You take at face-value that certain subsets of economists argue in favor of bank bailouts but against student loan relief is proof that they're evil, or garbage, or bought and paid for, without even understanding the arguments. The bank bailouts were loans which the banks paid back - would you be fine with the government giving out more loans to pay off existing student loans?

[–] afraid_of_zombies 1 points 1 year ago

based on nothing whereas economics is decidedly not.

Incorrect. It is garbage based on whatever power structure says is true. Basically religion.

You take at face-value that certain subsets of economists argue in favor of bank bailouts but against student loan relief is proof that they’re evil, or garbage, or bought and paid for, without even understanding the arguments

How did you determine what I know and don't know? Please show me your methodology of mindreading. Hey everyone watch as this one ignores this question

The bank bailouts were loans which the banks paid back

Gotcha. Wrong wrong wrong wrong wrong. The loan portion was a fraction of the entire bailout package. There was also the shutdown of their competition via stresstesting and the excessive reserve program which dwarfed the loan portion. Plus there is the get out of jail free card the government issued to them. I am going to assume you knew about all three and like your economists friends were hoping that I didn't. A lie by omission. Garbage rhetorical tricks they teach in economic classes these days.
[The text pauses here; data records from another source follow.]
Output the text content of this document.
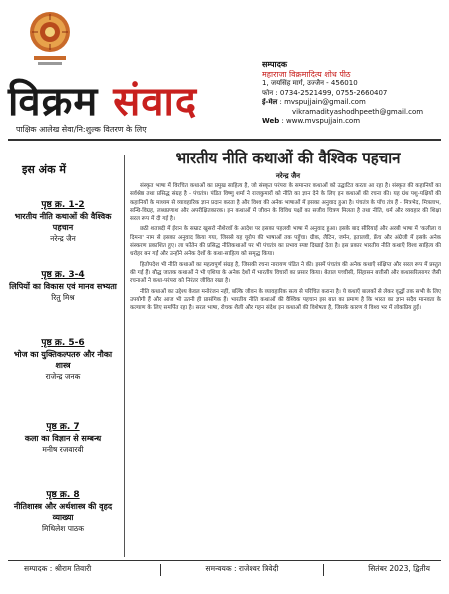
विक्रम संवाद
पाक्षिक आलेख सेवा/नि:शुल्क वितरण के लिए
सम्पादक
महाराजा विक्रमादित्य शोध पीठ
1, जयसिंह मार्ग, उज्जैन - 456010
फोन : 0734-2521499, 0755-2660407
ई-मेल : mvspujjain@gmail.com
vikramadityashodhpeeth@gmail.com
Web : www.mvspujjain.com
इस अंक में
पृष्ठ क्र. 1-2
भारतीय नीति कथाओं की वैश्विक पहचान
नरेन्द्र जैन
पृष्ठ क्र. 3-4
लिपियों का विकास एवं मानव सभ्यता
रितु मिश्र
पृष्ठ क्र. 5-6
भोज का युक्तिकल्पतरु और नौका शास्त्र
राजेन्द्र जनक
पृष्ठ क्र. 7
कला का विज्ञान से सम्बन्ध
मनीष रजवारवी
पृष्ठ क्र. 8
नीतिशास्त्र और अर्थशास्त्र की वृहद व्याख्या
मिथिलेश पाठक
भारतीय नीति कथाओं की वैश्विक पहचान
नरेन्द्र जैन

संस्कृत भाषा में विरचित कथाओं का प्रमुख साहित्य है, जो संस्कृत परंपरा के समान्तर कथाओं को उद्घाटित करता आ रहा है। संस्कृत की कहानियों का सर्वश्रेष्ठ तथा प्रसिद्ध संग्रह है - पंचतंत्र। पंडित विष्णु शर्मा ने राजकुमारों को नीति का ज्ञान देने के लिए इन कथाओं की रचना की। यह ग्रंथ पशु-पक्षियों की कहानियों के माध्यम से व्यावहारिक ज्ञान प्रदान करता है और विश्व की अनेक भाषाओं में इसका अनुवाद हुआ है। पंचतंत्र के पाँच तंत्र हैं - मित्रभेद, मित्रलाभ, सन्धि-विग्रह, लब्धप्रणाश और अपरीक्षितकारक। इन कथाओं में जीवन के विविध पक्षों का सजीव चित्रण मिलता है तथा नीति, धर्म और व्यवहार की शिक्षा सरल रूप में दी गई है।

छठी शताब्दी में ईरान के सम्राट खुसरो नौशेरवाँ के आदेश पर इसका पहलवी भाषा में अनुवाद हुआ। इसके बाद सीरियाई और अरबी भाषा में 'कलीला व दिमना' नाम से इसका अनुवाद किया गया, जिससे यह यूरोप की भाषाओं तक पहुँचा। ग्रीक, लैटिन, जर्मन, इतालवी, फ्रेंच और अंग्रेजी में इसके अनेक संस्करण प्रकाशित हुए। ला फोंतेन की प्रसिद्ध नीतिकथाओं पर भी पंचतंत्र का प्रभाव स्पष्ट दिखाई देता है। इस प्रकार भारतीय नीति कथाएँ विश्व साहित्य की धरोहर बन गईं और उन्होंने अनेक देशों के कथा-साहित्य को समृद्ध किया।

हितोपदेश भी नीति कथाओं का महत्वपूर्ण संग्रह है, जिसकी रचना नारायण पंडित ने की। इसमें पंचतंत्र की अनेक कथाएँ संक्षिप्त और सरल रूप में प्रस्तुत की गई हैं। बौद्ध जातक कथाओं ने भी एशिया के अनेक देशों में भारतीय विचारों का प्रसार किया। बेताल पच्चीसी, सिंहासन बत्तीसी और कथासरित्सागर जैसी रचनाओं ने कथा-परंपरा को निरंतर जीवित रखा है।

नीति कथाओं का उद्देश्य केवल मनोरंजन नहीं, बल्कि जीवन के व्यावहारिक सत्य से परिचित कराना है। ये कथाएँ बालकों से लेकर वृद्धों तक सभी के लिए उपयोगी हैं और आज भी उतनी ही प्रासंगिक हैं। भारतीय नीति कथाओं की वैश्विक पहचान इस बात का प्रमाण है कि भारत का ज्ञान सदैव मानवता के कल्याण के लिए समर्पित रहा है। सरल भाषा, रोचक शैली और गहन संदेश इन कथाओं की विशेषता है, जिसके कारण ये विश्व भर में लोकप्रिय हुईं।

सम्पादक : श्रीराम तिवारी	समन्वयक : राजेश्वर त्रिवेदी	सितंबर 2023, द्वितीय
If I paid off a cop to not arrest you, gave you a free apartment building to live in, murdered your rivals, and then you paid me back ten bucks you lent me before that would pretty much describe what happened.

https://en.m.wikipedia.org/wiki/Excess_reserves

would you be fine with the government giving out more loans to pay off existing student loans?

I don't know, go ask the bank that pays you to tell you what to think to do.

[–] [email protected] 4 points 1 year ago (1 children)
[–] shatteredsword 1 points 1 year ago

Ok, but what do the bottom economists have to say about it?